Several different methods for motion estimation based on optical flow have been developed at Fraunhofer IOSB. Some methods allow real-time processing of large images in real-time on GPUs, whereas other methods allow for computation of more accurate and reliable estimates.
Figure 2: Input image of a car sequence, corresponding optical flow and segmented foreground objects.
Movement in image sequences provides valuable information regarding the structure of the scene, the movement of the camera and the properties of objects. By estimating the fields of displacement between two successive shots, the so-called optical flow is obtained. The optical flow can be used to segment foreground and background movements, which in turn can play a role in road traffic accident prevention. Figure 2 shows a picture of a car sequence on the left, in the middle, the motion field calculated in real time and on the right, the motion field corrected for the vehicle's own motion. The foreground objects (a person and the two cars) are clearly visible.
On the basis of displacement vectors in the image, it is possible, for example, to stabilise shaky video recordings, generate image sequence carpets or achieve higher image resolutions.
As once detected objects rarely remain in one place, especially in street or surveillance scenarios, the information of the object movement is decisive for the detection of the situation. The tracking of individual objects is a major research focus of the VID department.

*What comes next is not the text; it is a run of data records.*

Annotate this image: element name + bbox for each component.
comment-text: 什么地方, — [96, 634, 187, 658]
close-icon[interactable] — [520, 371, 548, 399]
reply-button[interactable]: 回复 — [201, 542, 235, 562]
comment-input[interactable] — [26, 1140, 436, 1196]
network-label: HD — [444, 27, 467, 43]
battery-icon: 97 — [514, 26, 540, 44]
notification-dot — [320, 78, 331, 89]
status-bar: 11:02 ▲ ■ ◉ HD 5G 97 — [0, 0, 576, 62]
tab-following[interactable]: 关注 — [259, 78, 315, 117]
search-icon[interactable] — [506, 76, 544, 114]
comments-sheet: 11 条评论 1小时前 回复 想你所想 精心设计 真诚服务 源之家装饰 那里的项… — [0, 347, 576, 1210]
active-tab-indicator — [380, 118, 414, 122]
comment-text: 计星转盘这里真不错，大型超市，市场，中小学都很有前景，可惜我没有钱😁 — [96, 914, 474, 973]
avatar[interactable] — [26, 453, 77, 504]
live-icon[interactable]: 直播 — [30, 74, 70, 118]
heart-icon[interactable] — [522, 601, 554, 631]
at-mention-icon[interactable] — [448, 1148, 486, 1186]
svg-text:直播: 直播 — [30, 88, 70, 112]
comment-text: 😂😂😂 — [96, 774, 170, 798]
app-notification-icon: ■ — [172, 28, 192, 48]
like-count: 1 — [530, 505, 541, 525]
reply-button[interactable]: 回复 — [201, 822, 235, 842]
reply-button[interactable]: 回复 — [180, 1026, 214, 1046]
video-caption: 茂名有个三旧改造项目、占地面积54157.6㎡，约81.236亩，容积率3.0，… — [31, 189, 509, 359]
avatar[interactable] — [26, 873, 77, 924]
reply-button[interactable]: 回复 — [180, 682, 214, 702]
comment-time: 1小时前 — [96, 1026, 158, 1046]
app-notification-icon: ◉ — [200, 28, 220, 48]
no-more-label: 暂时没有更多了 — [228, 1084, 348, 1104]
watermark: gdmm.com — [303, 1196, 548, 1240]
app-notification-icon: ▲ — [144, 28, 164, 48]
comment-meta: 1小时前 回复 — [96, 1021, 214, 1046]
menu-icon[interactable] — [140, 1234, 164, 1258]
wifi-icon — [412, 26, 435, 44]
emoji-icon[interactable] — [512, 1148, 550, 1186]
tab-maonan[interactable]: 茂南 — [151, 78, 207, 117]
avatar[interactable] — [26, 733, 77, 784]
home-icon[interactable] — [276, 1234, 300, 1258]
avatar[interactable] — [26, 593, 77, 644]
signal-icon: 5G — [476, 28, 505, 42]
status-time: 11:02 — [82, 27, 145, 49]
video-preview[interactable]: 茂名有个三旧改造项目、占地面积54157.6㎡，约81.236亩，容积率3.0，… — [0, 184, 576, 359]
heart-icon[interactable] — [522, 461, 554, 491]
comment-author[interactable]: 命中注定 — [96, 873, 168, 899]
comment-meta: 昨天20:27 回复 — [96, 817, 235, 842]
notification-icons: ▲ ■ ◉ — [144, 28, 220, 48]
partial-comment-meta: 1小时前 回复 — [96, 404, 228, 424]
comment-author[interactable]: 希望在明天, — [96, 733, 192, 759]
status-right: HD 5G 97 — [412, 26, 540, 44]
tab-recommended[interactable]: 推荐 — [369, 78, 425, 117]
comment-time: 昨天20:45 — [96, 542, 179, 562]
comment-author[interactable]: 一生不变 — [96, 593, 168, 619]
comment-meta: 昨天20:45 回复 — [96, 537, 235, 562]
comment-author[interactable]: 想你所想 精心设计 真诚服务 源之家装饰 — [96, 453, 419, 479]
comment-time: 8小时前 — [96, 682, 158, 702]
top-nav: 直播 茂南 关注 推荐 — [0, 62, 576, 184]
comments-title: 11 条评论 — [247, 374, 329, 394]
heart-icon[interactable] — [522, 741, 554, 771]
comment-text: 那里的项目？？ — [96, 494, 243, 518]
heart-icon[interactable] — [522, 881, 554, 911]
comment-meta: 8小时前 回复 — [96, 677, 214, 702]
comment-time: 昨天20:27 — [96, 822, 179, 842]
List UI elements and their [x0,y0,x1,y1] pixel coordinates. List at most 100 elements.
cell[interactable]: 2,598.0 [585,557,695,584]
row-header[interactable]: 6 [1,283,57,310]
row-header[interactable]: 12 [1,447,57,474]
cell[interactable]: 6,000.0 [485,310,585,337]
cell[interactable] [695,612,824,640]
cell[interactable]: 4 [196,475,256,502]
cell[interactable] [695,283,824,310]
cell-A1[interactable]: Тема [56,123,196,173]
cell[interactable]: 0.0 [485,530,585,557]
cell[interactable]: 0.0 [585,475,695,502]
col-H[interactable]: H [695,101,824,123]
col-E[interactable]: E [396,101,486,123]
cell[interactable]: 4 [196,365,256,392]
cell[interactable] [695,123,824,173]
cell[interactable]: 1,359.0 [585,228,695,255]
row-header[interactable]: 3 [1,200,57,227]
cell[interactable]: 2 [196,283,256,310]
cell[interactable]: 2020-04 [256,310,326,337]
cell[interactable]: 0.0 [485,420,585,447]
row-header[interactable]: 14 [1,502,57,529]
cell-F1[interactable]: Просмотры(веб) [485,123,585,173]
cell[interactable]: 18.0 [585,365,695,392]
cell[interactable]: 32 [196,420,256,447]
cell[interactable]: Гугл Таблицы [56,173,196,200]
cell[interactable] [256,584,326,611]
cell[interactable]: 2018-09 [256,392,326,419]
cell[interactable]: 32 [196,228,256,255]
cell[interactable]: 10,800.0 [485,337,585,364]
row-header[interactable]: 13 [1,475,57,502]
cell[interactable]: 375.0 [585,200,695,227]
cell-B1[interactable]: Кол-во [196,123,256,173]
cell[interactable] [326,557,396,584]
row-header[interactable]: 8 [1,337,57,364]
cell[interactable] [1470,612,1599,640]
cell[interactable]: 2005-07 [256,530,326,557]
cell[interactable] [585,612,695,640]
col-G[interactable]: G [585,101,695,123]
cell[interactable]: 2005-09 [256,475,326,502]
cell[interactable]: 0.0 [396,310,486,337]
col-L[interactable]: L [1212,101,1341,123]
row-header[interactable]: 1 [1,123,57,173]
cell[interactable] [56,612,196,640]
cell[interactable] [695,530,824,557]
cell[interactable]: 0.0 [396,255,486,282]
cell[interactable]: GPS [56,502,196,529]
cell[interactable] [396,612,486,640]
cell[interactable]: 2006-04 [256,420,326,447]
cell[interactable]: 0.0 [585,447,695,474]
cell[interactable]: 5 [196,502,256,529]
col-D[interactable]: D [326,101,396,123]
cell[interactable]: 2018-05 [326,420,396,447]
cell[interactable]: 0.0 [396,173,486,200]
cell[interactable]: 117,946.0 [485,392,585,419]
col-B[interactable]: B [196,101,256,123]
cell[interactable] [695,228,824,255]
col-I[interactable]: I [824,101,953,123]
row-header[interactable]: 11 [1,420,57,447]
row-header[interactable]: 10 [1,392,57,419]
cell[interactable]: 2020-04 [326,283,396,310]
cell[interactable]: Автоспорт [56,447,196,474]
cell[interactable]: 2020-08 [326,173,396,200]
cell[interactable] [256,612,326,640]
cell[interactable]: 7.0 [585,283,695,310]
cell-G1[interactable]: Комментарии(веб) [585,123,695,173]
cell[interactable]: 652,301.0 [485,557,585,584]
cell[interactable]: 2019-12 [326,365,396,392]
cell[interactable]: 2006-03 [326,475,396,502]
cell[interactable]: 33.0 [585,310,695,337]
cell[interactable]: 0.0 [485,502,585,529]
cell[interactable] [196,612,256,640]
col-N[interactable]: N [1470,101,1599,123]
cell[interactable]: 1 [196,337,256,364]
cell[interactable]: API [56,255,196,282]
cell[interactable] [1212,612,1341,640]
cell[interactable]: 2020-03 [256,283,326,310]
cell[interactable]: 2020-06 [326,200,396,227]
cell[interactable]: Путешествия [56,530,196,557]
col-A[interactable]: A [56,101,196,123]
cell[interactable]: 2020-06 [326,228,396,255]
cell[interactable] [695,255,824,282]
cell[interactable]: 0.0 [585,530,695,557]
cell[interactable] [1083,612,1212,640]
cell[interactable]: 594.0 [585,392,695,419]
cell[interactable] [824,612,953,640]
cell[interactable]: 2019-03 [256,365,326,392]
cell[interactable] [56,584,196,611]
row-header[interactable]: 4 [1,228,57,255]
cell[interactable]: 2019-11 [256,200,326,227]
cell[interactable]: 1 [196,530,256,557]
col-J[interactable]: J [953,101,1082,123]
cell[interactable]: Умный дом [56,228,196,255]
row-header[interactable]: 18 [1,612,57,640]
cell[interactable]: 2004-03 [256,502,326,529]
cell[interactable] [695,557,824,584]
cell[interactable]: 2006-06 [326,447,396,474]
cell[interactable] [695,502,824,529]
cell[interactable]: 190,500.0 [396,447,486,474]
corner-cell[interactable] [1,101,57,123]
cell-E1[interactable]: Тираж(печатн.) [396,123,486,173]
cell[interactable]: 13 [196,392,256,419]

In some cases, resolution and quality of images is not enough for further analysis, e.g. identification of a person in large distances. Using optical flow estimates, several images of a sequence or from different cameras may be fused to achieve a higher resolution image. Figure 3 shows in the top row a series of low resolution images. In the lower left corner a higher resolution image is depicted, based only on the first image. On the right side the higher resolution image is shown, achieved by combining more images of the sequence based on the corresponding optical flow fields. In contrast to the left image, the contrast could be improved and the edges are more pronounced.
Motion fields in videos may also be used for “abnormal” motion detection, e.g. a fight. Therefore “normal” motion patterns are learned first. Then the motion fields are analyzed and compared to the learned motion fields, in order to detect “abnormal” behavior. We use an “abnormality” index to demonstrate the “abnormality” of a motion field. Figure 4 shows two input images of an “abnormal” activity. The red point in the top right corner shows, that the motion has been rated as “abnormal”. The third image shows the computed optical flow and the image on the right show the “Abnormality”-index. Here “0” is normal and “1” abnormal motion.
Figure 4: Two input images of an “abnormal” sequence, the corresponding motion field and the “Abnormality“-index.
Using images from more than one camera, motion estimates may be used for 3d reconstruction and 3d motion estimation. Figure 5 shows the input image from a rotating arm. On the right the 3d reconstruction of this stereo setup is shown with the corresponding 3d motion estimates.